Unemployment has been pegged at a historically low 3.5 per cent for much of the past six months, giving workers bargaining power to ask for more money. There is anecdotal evidence that some are using it to secure significant pay rises of up to 25 per cent in cases.
Crucial to helping manage this will be an increase in the supply of workers.
The gradual return of international students, the expansion of initiatives such as the Pacific Australian Labour Mobility Scheme and increasing migration will be key in helping address labour shortages and, in the process, tempering wage growth.
Migrant arrivals surged to 395,000 in 2021-22, driving net migration to 170,900, and Dr Chalmers has flagged the net migrant intake may be increased beyond 235,000 in the May budget.

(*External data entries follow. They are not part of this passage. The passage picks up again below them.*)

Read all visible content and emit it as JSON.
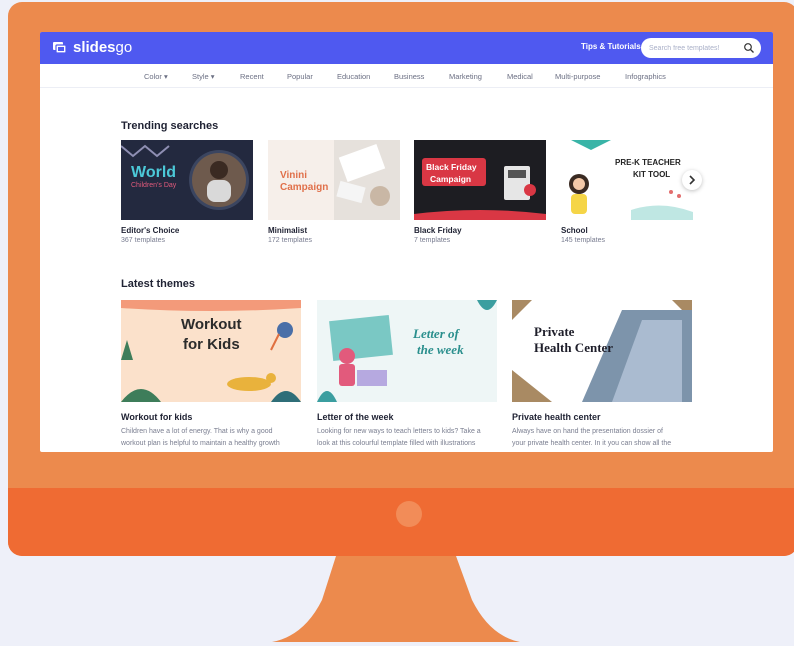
{
  "brand": {
    "name": "slidesgo",
    "name_bold": "slides",
    "name_light": "go",
    "accent": "#4f59f0",
    "monitor_color": "#ec8a4d",
    "chin_color": "#ef6b33"
  },
  "header": {
    "tips_label": "Tips & Tutorials",
    "search_placeholder": "Search free templates!",
    "search_icon": "search-icon"
  },
  "nav": {
    "items": [
      {
        "label": "Color",
        "dropdown": true
      },
      {
        "label": "Style",
        "dropdown": true
      },
      {
        "label": "Recent"
      },
      {
        "label": "Popular"
      },
      {
        "label": "Education"
      },
      {
        "label": "Business"
      },
      {
        "label": "Marketing"
      },
      {
        "label": "Medical"
      },
      {
        "label": "Multi-purpose"
      },
      {
        "label": "Infographics"
      }
    ]
  },
  "trending": {
    "title": "Trending searches",
    "cards": [
      {
        "name": "Editor's Choice",
        "count": "367 templates",
        "thumb_line1": "World",
        "thumb_line2": "Children's Day"
      },
      {
        "name": "Minimalist",
        "count": "172 templates",
        "thumb_line1": "Vinini",
        "thumb_line2": "Campaign"
      },
      {
        "name": "Black Friday",
        "count": "7 templates",
        "thumb_line1": "Black Friday",
        "thumb_line2": "Campaign"
      },
      {
        "name": "School",
        "count": "145 templates",
        "thumb_line1": "PRE-K TEACHER",
        "thumb_line2": "KIT TOOL"
      }
    ],
    "next_icon": "chevron-right-icon"
  },
  "latest": {
    "title": "Latest themes",
    "cards": [
      {
        "title": "Workout for kids",
        "desc_line1": "Children have a lot of energy. That is why a good",
        "desc_line2": "workout plan is helpful to maintain a healthy growth",
        "thumb_line1": "Workout",
        "thumb_line2": "for Kids"
      },
      {
        "title": "Letter of the week",
        "desc_line1": "Looking for new ways to teach letters to kids? Take a",
        "desc_line2": "look at this colourful template filled with illustrations",
        "thumb_line1": "Letter of",
        "thumb_line2": "the week"
      },
      {
        "title": "Private health center",
        "desc_line1": "Always have on hand the presentation dossier of",
        "desc_line2": "your private health center. In it you can show all the",
        "thumb_line1": "Private",
        "thumb_line2": "Health Center"
      }
    ]
  }
}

HSBC chief economist Paul Bloxham said that so far there is no sign of wage growth becoming "worryingly excessive" and he expects the Reserve Bank to hold interest rates steady on February 7 as it considered the effect of a 3 percentage point increase in the cash rate since May.

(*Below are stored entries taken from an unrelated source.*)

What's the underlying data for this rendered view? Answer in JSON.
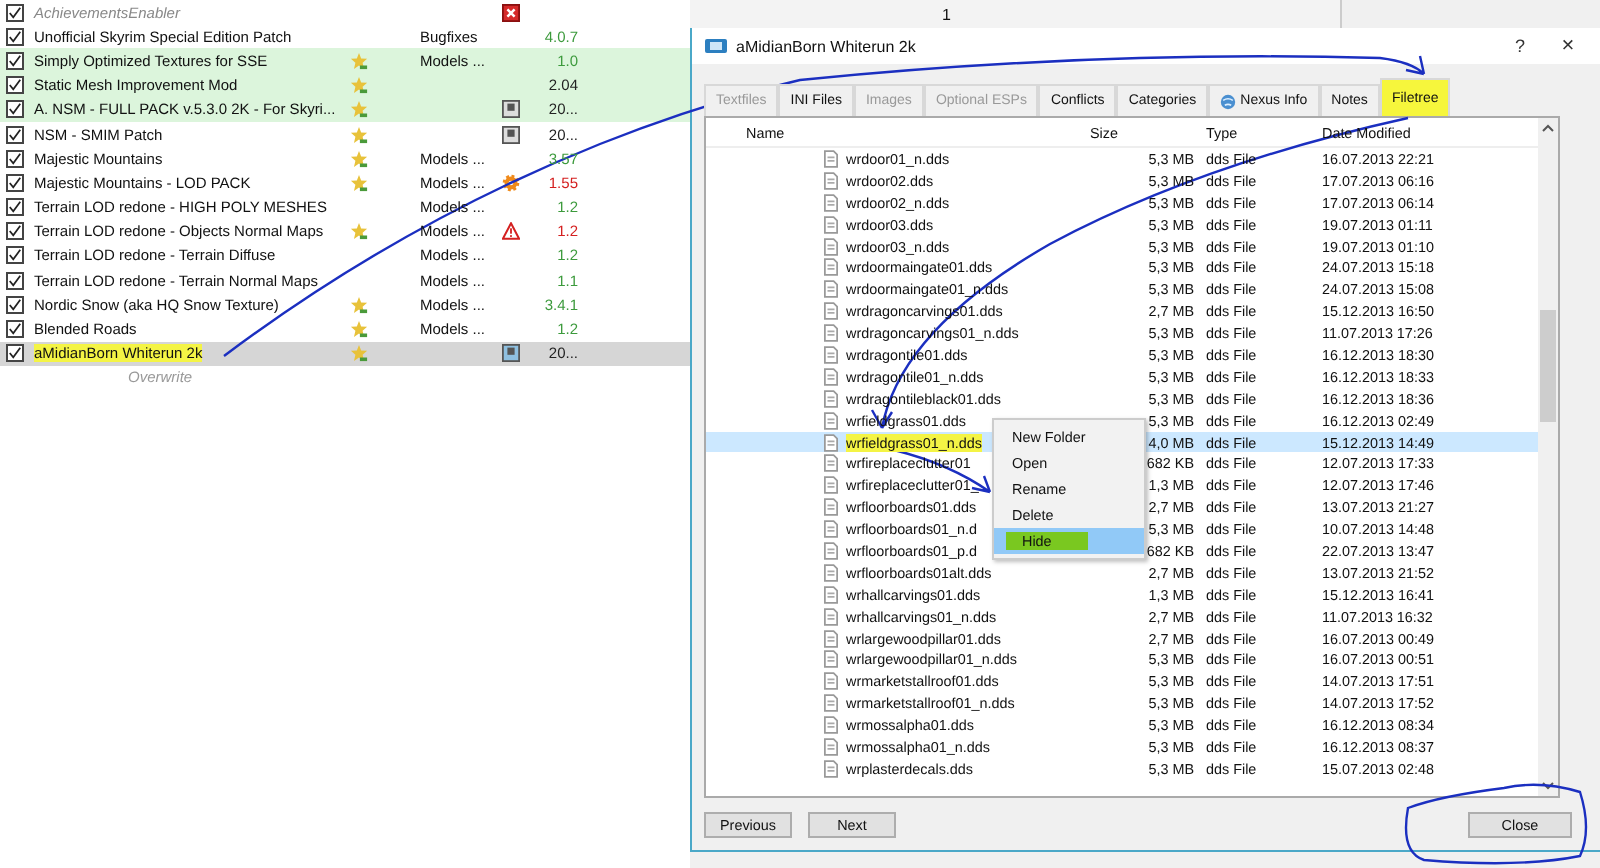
{
  "mod_list": {
    "mods": [
      {
        "name": "AchievementsEnabler",
        "checked": true,
        "inactive": true,
        "endorsed": false,
        "highlighted": false,
        "selected": false,
        "marked": false,
        "flag": {
          "kind": "error"
        }
      },
      {
        "name": "Unofficial Skyrim Special Edition Patch",
        "checked": true,
        "inactive": false,
        "endorsed": false,
        "highlighted": false,
        "selected": false,
        "marked": false,
        "category": "Bugfixes",
        "version": {
          "text": "4.0.7",
          "color": "#3c9a3c"
        }
      },
      {
        "name": "Simply Optimized Textures for SSE",
        "checked": true,
        "inactive": false,
        "endorsed": true,
        "highlighted": true,
        "selected": false,
        "marked": false,
        "category": "Models ...",
        "version": {
          "text": "1.0",
          "color": "#3c9a3c"
        }
      },
      {
        "name": "Static Mesh Improvement Mod",
        "checked": true,
        "inactive": false,
        "endorsed": true,
        "highlighted": true,
        "selected": false,
        "marked": false,
        "version": {
          "text": "2.04",
          "color": "#222222"
        }
      },
      {
        "name": "A. NSM - FULL PACK v.5.3.0 2K - For Skyri...",
        "checked": true,
        "inactive": false,
        "endorsed": true,
        "highlighted": true,
        "selected": false,
        "marked": false,
        "flag": {
          "kind": "archive"
        },
        "version": {
          "text": "20...",
          "color": "#222222"
        }
      },
      {
        "name": "NSM - SMIM Patch",
        "checked": true,
        "inactive": false,
        "endorsed": true,
        "highlighted": false,
        "selected": false,
        "marked": false,
        "flag": {
          "kind": "archive"
        },
        "version": {
          "text": "20...",
          "color": "#222222"
        }
      },
      {
        "name": "Majestic Mountains",
        "checked": true,
        "inactive": false,
        "endorsed": true,
        "highlighted": false,
        "selected": false,
        "marked": false,
        "category": "Models ...",
        "version": {
          "text": "3.57",
          "color": "#3c9a3c"
        }
      },
      {
        "name": "Majestic Mountains - LOD PACK",
        "checked": true,
        "inactive": false,
        "endorsed": true,
        "highlighted": false,
        "selected": false,
        "marked": false,
        "category": "Models ...",
        "flag": {
          "kind": "gear"
        },
        "version": {
          "text": "1.55",
          "color": "#d42020"
        }
      },
      {
        "name": "Terrain LOD redone - HIGH POLY MESHES",
        "checked": true,
        "inactive": false,
        "endorsed": false,
        "highlighted": false,
        "selected": false,
        "marked": false,
        "category": "Models ...",
        "version": {
          "text": "1.2",
          "color": "#3c9a3c"
        }
      },
      {
        "name": "Terrain LOD redone - Objects Normal Maps",
        "checked": true,
        "inactive": false,
        "endorsed": true,
        "highlighted": false,
        "selected": false,
        "marked": false,
        "category": "Models ...",
        "flag": {
          "kind": "warning"
        },
        "version": {
          "text": "1.2",
          "color": "#d42020"
        }
      },
      {
        "name": "Terrain LOD redone - Terrain Diffuse",
        "checked": true,
        "inactive": false,
        "endorsed": false,
        "highlighted": false,
        "selected": false,
        "marked": false,
        "category": "Models ...",
        "version": {
          "text": "1.2",
          "color": "#3c9a3c"
        }
      },
      {
        "name": "Terrain LOD redone - Terrain Normal Maps",
        "checked": true,
        "inactive": false,
        "endorsed": false,
        "highlighted": false,
        "selected": false,
        "marked": false,
        "category": "Models ...",
        "version": {
          "text": "1.1",
          "color": "#3c9a3c"
        }
      },
      {
        "name": "Nordic Snow (aka HQ Snow Texture)",
        "checked": true,
        "inactive": false,
        "endorsed": true,
        "highlighted": false,
        "selected": false,
        "marked": false,
        "category": "Models ...",
        "version": {
          "text": "3.4.1",
          "color": "#3c9a3c"
        }
      },
      {
        "name": "Blended Roads",
        "checked": true,
        "inactive": false,
        "endorsed": true,
        "highlighted": false,
        "selected": false,
        "marked": false,
        "category": "Models ...",
        "version": {
          "text": "1.2",
          "color": "#3c9a3c"
        }
      },
      {
        "name": "aMidianBorn Whiterun 2k",
        "checked": true,
        "inactive": false,
        "endorsed": true,
        "highlighted": false,
        "selected": true,
        "marked": true,
        "flag": {
          "kind": "archive"
        },
        "version": {
          "text": "20...",
          "color": "#222222"
        }
      }
    ],
    "overwrite": "Overwrite"
  },
  "background_table": {
    "cell": "1"
  },
  "dialog": {
    "title": "aMidianBorn Whiterun 2k",
    "help": "?",
    "close": "×",
    "tabs": [
      {
        "label": "Textfiles",
        "disabled": true,
        "selected": false,
        "marked": false
      },
      {
        "label": "INI Files",
        "disabled": false,
        "selected": false,
        "marked": false
      },
      {
        "label": "Images",
        "disabled": true,
        "selected": false,
        "marked": false
      },
      {
        "label": "Optional ESPs",
        "disabled": true,
        "selected": false,
        "marked": false
      },
      {
        "label": "Conflicts",
        "disabled": false,
        "selected": false,
        "marked": false
      },
      {
        "label": "Categories",
        "disabled": false,
        "selected": false,
        "marked": false
      },
      {
        "label": "Nexus Info",
        "disabled": false,
        "selected": false,
        "marked": false,
        "kind": "web"
      },
      {
        "label": "Notes",
        "disabled": false,
        "selected": false,
        "marked": false
      },
      {
        "label": "Filetree",
        "disabled": false,
        "selected": true,
        "marked": true
      }
    ],
    "columns": [
      "Name",
      "Size",
      "Type",
      "Date Modified"
    ],
    "files": [
      {
        "name": "wrdoor01_n.dds",
        "size": "5,3 MB",
        "type": "dds File",
        "date": "16.07.2013 22:21",
        "selected": false,
        "marked": false
      },
      {
        "name": "wrdoor02.dds",
        "size": "5,3 MB",
        "type": "dds File",
        "date": "17.07.2013 06:16",
        "selected": false,
        "marked": false
      },
      {
        "name": "wrdoor02_n.dds",
        "size": "5,3 MB",
        "type": "dds File",
        "date": "17.07.2013 06:14",
        "selected": false,
        "marked": false
      },
      {
        "name": "wrdoor03.dds",
        "size": "5,3 MB",
        "type": "dds File",
        "date": "19.07.2013 01:11",
        "selected": false,
        "marked": false
      },
      {
        "name": "wrdoor03_n.dds",
        "size": "5,3 MB",
        "type": "dds File",
        "date": "19.07.2013 01:10",
        "selected": false,
        "marked": false
      },
      {
        "name": "wrdoormaingate01.dds",
        "size": "5,3 MB",
        "type": "dds File",
        "date": "24.07.2013 15:18",
        "selected": false,
        "marked": false
      },
      {
        "name": "wrdoormaingate01_n.dds",
        "size": "5,3 MB",
        "type": "dds File",
        "date": "24.07.2013 15:08",
        "selected": false,
        "marked": false
      },
      {
        "name": "wrdragoncarvings01.dds",
        "size": "2,7 MB",
        "type": "dds File",
        "date": "15.12.2013 16:50",
        "selected": false,
        "marked": false
      },
      {
        "name": "wrdragoncarvings01_n.dds",
        "size": "5,3 MB",
        "type": "dds File",
        "date": "11.07.2013 17:26",
        "selected": false,
        "marked": false
      },
      {
        "name": "wrdragontile01.dds",
        "size": "5,3 MB",
        "type": "dds File",
        "date": "16.12.2013 18:30",
        "selected": false,
        "marked": false
      },
      {
        "name": "wrdragontile01_n.dds",
        "size": "5,3 MB",
        "type": "dds File",
        "date": "16.12.2013 18:33",
        "selected": false,
        "marked": false
      },
      {
        "name": "wrdragontileblack01.dds",
        "size": "5,3 MB",
        "type": "dds File",
        "date": "16.12.2013 18:36",
        "selected": false,
        "marked": false
      },
      {
        "name": "wrfieldgrass01.dds",
        "size": "5,3 MB",
        "type": "dds File",
        "date": "16.12.2013 02:49",
        "selected": false,
        "marked": false
      },
      {
        "name": "wrfieldgrass01_n.dds",
        "size": "4,0 MB",
        "type": "dds File",
        "date": "15.12.2013 14:49",
        "selected": true,
        "marked": true
      },
      {
        "name": "wrfireplaceclutter01",
        "size": "682 KB",
        "type": "dds File",
        "date": "12.07.2013 17:33",
        "selected": false,
        "marked": false
      },
      {
        "name": "wrfireplaceclutter01_",
        "size": "1,3 MB",
        "type": "dds File",
        "date": "12.07.2013 17:46",
        "selected": false,
        "marked": false
      },
      {
        "name": "wrfloorboards01.dds",
        "size": "2,7 MB",
        "type": "dds File",
        "date": "13.07.2013 21:27",
        "selected": false,
        "marked": false
      },
      {
        "name": "wrfloorboards01_n.d",
        "size": "5,3 MB",
        "type": "dds File",
        "date": "10.07.2013 14:48",
        "selected": false,
        "marked": false
      },
      {
        "name": "wrfloorboards01_p.d",
        "size": "682 KB",
        "type": "dds File",
        "date": "22.07.2013 13:47",
        "selected": false,
        "marked": false
      },
      {
        "name": "wrfloorboards01alt.dds",
        "size": "2,7 MB",
        "type": "dds File",
        "date": "13.07.2013 21:52",
        "selected": false,
        "marked": false
      },
      {
        "name": "wrhallcarvings01.dds",
        "size": "1,3 MB",
        "type": "dds File",
        "date": "15.12.2013 16:41",
        "selected": false,
        "marked": false
      },
      {
        "name": "wrhallcarvings01_n.dds",
        "size": "2,7 MB",
        "type": "dds File",
        "date": "11.07.2013 16:32",
        "selected": false,
        "marked": false
      },
      {
        "name": "wrlargewoodpillar01.dds",
        "size": "2,7 MB",
        "type": "dds File",
        "date": "16.07.2013 00:49",
        "selected": false,
        "marked": false
      },
      {
        "name": "wrlargewoodpillar01_n.dds",
        "size": "5,3 MB",
        "type": "dds File",
        "date": "16.07.2013 00:51",
        "selected": false,
        "marked": false
      },
      {
        "name": "wrmarketstallroof01.dds",
        "size": "5,3 MB",
        "type": "dds File",
        "date": "14.07.2013 17:51",
        "selected": false,
        "marked": false
      },
      {
        "name": "wrmarketstallroof01_n.dds",
        "size": "5,3 MB",
        "type": "dds File",
        "date": "14.07.2013 17:52",
        "selected": false,
        "marked": false
      },
      {
        "name": "wrmossalpha01.dds",
        "size": "5,3 MB",
        "type": "dds File",
        "date": "16.12.2013 08:34",
        "selected": false,
        "marked": false
      },
      {
        "name": "wrmossalpha01_n.dds",
        "size": "5,3 MB",
        "type": "dds File",
        "date": "16.12.2013 08:37",
        "selected": false,
        "marked": false
      },
      {
        "name": "wrplasterdecals.dds",
        "size": "5,3 MB",
        "type": "dds File",
        "date": "15.07.2013 02:48",
        "selected": false,
        "marked": false
      }
    ],
    "context_menu": [
      {
        "label": "New Folder",
        "selected": false,
        "marked": false
      },
      {
        "label": "Open",
        "selected": false,
        "marked": false
      },
      {
        "label": "Rename",
        "selected": false,
        "marked": false
      },
      {
        "label": "Delete",
        "selected": false,
        "marked": false
      },
      {
        "label": "Hide",
        "selected": true,
        "marked": true
      }
    ],
    "buttons": [
      "Previous",
      "Next"
    ],
    "close_button": "Close"
  }
}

Dr Chalmers said the government has aimed to get wages increasing in "responsible ways", and improving productivity will be key to this.
The government will have to navigate a tricky path.
It runs the risk of disappointing workers if wage gains are too meagre but could stand accused of inflaming inflation and forcing interest rates higher for longer if pay rises get too high.
There is a lot riding on the government getting it right.